Different tones on different parts of the text
It would be nice if it was possible to add some specific tones to single words or whole sentences.
For example:
- emphasis
- sarcasm
- whispering
(also all combinations, like whispering sarcasm)
Is this already possible somehow? I saw espeak generates emphasis markers anyway, but maybe this could be altered manually in some way?
Or I could probably train and use different variants of some voice. But it seems it's not possible to switch voices without causing pauses, even when setting "sentence_silence" to 0. But this would probably be the best workaround so far.
It would still be nice if such a feature existed, preferably without the need of training new voices (if possible).
I second this. Some sort of markup language would be nice if it exists.

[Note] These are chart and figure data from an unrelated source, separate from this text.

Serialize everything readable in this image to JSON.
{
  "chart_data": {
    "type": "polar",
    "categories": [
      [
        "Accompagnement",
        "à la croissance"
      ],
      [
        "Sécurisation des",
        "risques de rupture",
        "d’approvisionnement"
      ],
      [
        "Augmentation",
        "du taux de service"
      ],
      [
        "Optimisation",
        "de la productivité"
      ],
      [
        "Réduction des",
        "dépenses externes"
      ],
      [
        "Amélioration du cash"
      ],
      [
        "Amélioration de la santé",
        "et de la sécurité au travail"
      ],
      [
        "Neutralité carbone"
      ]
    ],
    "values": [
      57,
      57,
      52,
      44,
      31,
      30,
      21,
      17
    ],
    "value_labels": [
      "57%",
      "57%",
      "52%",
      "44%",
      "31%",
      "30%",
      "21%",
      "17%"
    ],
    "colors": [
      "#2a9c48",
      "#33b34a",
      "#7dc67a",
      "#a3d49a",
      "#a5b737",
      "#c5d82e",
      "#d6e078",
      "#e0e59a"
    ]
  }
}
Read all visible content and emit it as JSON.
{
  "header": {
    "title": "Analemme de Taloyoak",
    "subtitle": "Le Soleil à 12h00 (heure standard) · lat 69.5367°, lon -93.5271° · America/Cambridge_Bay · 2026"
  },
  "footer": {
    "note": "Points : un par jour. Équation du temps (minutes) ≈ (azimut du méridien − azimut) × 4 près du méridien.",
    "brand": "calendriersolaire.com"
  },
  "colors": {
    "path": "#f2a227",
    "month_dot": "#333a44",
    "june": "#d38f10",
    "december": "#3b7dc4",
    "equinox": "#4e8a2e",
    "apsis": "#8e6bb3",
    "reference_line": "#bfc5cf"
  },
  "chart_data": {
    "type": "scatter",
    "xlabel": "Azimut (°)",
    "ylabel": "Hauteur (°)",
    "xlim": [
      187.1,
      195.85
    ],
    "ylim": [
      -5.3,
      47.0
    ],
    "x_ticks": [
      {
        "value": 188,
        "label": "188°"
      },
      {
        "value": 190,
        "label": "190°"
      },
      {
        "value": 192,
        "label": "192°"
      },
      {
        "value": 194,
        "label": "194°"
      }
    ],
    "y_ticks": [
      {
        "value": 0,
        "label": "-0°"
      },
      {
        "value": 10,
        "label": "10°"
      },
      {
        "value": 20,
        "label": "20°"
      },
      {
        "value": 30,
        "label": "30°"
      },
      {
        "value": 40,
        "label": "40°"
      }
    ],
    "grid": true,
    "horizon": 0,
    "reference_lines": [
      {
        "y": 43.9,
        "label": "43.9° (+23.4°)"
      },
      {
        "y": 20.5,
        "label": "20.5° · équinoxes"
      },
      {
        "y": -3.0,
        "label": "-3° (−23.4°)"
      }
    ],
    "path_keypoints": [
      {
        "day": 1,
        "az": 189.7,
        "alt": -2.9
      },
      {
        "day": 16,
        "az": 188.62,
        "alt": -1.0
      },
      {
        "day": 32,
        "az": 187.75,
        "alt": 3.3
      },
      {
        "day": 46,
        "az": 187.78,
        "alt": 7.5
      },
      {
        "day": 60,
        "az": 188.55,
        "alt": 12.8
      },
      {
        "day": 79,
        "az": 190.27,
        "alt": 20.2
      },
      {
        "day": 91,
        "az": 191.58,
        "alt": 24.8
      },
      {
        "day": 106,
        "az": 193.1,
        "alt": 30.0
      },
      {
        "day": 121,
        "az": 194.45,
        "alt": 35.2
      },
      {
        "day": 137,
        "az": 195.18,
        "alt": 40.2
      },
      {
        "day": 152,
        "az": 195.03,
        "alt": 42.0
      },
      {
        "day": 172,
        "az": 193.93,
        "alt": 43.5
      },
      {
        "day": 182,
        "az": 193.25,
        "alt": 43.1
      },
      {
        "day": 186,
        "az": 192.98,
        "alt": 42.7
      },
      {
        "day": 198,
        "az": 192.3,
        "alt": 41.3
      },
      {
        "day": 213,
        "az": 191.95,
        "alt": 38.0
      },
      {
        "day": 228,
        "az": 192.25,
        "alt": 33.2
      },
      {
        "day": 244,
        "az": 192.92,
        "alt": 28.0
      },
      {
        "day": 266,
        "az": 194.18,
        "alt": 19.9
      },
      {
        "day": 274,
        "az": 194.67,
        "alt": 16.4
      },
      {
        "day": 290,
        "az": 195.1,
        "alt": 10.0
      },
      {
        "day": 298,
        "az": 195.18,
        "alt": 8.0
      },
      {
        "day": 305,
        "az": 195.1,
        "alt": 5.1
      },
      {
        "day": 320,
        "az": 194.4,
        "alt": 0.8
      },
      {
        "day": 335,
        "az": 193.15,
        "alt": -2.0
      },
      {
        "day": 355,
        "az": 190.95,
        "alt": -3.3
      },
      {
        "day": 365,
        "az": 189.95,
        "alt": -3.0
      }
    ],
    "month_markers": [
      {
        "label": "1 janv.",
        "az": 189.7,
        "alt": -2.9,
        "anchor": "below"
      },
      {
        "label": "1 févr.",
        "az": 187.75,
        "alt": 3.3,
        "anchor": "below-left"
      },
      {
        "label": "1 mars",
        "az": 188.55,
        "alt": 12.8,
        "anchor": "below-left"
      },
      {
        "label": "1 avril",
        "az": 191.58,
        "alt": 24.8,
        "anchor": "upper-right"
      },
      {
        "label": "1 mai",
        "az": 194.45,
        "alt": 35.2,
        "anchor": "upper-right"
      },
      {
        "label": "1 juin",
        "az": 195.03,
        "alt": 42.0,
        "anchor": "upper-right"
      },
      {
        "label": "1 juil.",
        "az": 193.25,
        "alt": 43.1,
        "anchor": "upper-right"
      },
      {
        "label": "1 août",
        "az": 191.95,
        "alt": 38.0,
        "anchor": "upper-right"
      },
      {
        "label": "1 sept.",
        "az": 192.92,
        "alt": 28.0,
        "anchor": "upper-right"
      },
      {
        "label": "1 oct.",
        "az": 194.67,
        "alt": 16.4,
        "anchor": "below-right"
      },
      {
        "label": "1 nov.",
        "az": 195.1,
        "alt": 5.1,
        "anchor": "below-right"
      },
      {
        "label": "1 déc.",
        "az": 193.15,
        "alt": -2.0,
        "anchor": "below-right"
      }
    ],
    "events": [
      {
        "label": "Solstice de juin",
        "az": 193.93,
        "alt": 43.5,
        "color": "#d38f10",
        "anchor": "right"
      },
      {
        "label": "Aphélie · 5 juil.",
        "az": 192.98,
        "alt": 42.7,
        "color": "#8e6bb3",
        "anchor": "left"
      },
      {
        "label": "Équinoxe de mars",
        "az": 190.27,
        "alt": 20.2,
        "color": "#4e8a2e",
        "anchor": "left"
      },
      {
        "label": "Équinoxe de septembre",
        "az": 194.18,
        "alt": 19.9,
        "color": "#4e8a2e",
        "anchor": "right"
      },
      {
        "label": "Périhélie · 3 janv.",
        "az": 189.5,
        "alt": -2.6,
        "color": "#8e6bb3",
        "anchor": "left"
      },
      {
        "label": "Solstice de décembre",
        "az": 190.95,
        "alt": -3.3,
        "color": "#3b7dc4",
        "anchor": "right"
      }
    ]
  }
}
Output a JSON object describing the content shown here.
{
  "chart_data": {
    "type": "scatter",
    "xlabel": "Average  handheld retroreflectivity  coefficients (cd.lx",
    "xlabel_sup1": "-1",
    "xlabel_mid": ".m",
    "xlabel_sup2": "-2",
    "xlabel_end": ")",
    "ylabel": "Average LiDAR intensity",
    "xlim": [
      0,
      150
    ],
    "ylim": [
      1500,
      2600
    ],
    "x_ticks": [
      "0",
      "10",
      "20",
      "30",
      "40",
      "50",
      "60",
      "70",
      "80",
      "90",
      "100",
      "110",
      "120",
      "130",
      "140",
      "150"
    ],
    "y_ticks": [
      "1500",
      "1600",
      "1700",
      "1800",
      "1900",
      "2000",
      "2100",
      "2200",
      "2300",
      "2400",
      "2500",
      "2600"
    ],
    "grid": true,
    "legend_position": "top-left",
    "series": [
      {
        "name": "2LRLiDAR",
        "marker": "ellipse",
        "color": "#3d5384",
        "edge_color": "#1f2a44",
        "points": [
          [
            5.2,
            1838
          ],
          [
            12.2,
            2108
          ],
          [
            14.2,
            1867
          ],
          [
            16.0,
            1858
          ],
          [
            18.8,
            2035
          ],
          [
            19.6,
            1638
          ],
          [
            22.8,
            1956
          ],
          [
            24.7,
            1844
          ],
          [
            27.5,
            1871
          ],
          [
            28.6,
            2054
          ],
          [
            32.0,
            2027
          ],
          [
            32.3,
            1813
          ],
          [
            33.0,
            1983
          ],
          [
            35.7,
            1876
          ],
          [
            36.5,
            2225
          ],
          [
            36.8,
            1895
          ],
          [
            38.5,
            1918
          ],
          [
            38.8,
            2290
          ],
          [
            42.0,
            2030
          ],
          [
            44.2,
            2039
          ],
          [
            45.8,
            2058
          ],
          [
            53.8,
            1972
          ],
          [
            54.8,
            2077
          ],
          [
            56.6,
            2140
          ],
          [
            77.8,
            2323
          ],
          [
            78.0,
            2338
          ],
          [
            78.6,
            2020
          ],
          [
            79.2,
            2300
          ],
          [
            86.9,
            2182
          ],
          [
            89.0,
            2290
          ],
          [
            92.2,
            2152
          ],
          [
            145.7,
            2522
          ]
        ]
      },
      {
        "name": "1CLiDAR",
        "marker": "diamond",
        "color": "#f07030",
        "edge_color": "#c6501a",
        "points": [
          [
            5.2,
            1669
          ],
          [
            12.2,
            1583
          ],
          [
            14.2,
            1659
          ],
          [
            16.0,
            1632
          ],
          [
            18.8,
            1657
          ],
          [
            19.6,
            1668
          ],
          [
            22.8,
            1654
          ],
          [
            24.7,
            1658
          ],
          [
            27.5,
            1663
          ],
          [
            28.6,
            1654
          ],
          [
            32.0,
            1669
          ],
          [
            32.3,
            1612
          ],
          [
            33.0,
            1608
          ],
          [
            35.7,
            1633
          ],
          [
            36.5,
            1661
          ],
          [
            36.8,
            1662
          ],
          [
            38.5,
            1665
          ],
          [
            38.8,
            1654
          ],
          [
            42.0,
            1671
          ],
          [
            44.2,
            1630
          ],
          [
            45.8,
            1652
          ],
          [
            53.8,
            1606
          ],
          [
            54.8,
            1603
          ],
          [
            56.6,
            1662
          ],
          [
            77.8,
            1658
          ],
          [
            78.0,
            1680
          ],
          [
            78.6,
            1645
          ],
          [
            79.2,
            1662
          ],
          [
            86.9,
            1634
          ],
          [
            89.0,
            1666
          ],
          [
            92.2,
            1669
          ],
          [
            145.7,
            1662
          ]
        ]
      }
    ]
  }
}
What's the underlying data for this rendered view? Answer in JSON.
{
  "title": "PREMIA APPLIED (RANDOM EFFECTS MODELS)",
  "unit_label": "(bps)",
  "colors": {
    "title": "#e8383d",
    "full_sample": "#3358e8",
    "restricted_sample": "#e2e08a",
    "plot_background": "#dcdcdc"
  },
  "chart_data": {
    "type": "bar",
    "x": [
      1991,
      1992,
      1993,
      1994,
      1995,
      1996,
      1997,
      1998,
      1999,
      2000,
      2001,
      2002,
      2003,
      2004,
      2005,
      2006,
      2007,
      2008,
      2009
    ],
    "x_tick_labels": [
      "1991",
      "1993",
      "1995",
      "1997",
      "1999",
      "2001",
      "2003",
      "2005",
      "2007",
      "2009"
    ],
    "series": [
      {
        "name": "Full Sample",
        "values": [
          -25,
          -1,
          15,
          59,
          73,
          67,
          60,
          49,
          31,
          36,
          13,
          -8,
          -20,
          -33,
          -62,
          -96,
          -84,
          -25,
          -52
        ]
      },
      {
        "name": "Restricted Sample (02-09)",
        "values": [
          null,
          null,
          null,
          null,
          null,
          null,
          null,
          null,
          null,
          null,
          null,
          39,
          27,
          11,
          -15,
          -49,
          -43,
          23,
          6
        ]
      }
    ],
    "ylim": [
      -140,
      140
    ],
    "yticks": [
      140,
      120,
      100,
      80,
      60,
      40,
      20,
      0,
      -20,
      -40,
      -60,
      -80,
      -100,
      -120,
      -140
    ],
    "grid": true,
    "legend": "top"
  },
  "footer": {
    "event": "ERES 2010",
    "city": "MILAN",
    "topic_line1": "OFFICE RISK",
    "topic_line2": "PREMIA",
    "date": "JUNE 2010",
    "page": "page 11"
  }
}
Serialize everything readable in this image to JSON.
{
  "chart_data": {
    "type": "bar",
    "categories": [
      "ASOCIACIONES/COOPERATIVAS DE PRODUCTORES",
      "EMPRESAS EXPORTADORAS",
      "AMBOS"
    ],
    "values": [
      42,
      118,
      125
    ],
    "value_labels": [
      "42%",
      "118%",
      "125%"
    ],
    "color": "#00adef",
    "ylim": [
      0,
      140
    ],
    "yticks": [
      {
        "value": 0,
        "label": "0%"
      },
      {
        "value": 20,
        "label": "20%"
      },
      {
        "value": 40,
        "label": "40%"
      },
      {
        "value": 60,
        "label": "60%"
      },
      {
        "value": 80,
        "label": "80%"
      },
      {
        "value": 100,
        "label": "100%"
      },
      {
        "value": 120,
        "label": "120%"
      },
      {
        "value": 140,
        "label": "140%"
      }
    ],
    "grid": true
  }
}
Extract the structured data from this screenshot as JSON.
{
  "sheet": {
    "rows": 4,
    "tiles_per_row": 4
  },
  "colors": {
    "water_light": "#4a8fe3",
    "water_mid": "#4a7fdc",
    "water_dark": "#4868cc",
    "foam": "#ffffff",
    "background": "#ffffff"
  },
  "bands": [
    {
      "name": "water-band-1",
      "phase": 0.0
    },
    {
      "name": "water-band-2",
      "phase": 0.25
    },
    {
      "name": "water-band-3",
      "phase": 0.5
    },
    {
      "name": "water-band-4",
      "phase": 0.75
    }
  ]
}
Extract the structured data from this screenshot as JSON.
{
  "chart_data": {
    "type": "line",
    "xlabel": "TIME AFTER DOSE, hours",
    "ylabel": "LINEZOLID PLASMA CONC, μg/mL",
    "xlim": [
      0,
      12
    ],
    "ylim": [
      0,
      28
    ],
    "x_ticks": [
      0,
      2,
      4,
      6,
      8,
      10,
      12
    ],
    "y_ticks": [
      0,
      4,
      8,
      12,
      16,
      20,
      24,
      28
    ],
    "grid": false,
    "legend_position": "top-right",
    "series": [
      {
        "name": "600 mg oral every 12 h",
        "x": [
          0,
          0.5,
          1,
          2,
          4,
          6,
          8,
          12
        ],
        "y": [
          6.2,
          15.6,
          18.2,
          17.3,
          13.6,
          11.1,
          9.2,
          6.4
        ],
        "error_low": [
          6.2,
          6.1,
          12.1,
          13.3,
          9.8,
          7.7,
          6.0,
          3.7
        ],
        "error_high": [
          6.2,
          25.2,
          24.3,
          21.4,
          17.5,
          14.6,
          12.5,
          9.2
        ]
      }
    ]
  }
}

Hi, I will work in a pitch conditioning model soon and maybe PR these additions with new updates from the piper side.
@porky11 - how could sarcasm or whispering be applied to an output voice without training with relevant voice recordings?
Is there some proces you have in mind that could be applied to the audio to achieve this? My suspicion is that there isn't a viable way to do this (without the audio + training)
In my experience, you need audio data for each case (sarcasm, whispering, etc.) and then a multi speaker model needs to be trained with each case being a different "speaker".
This is exactly what the Thorsten emotional voice does (German).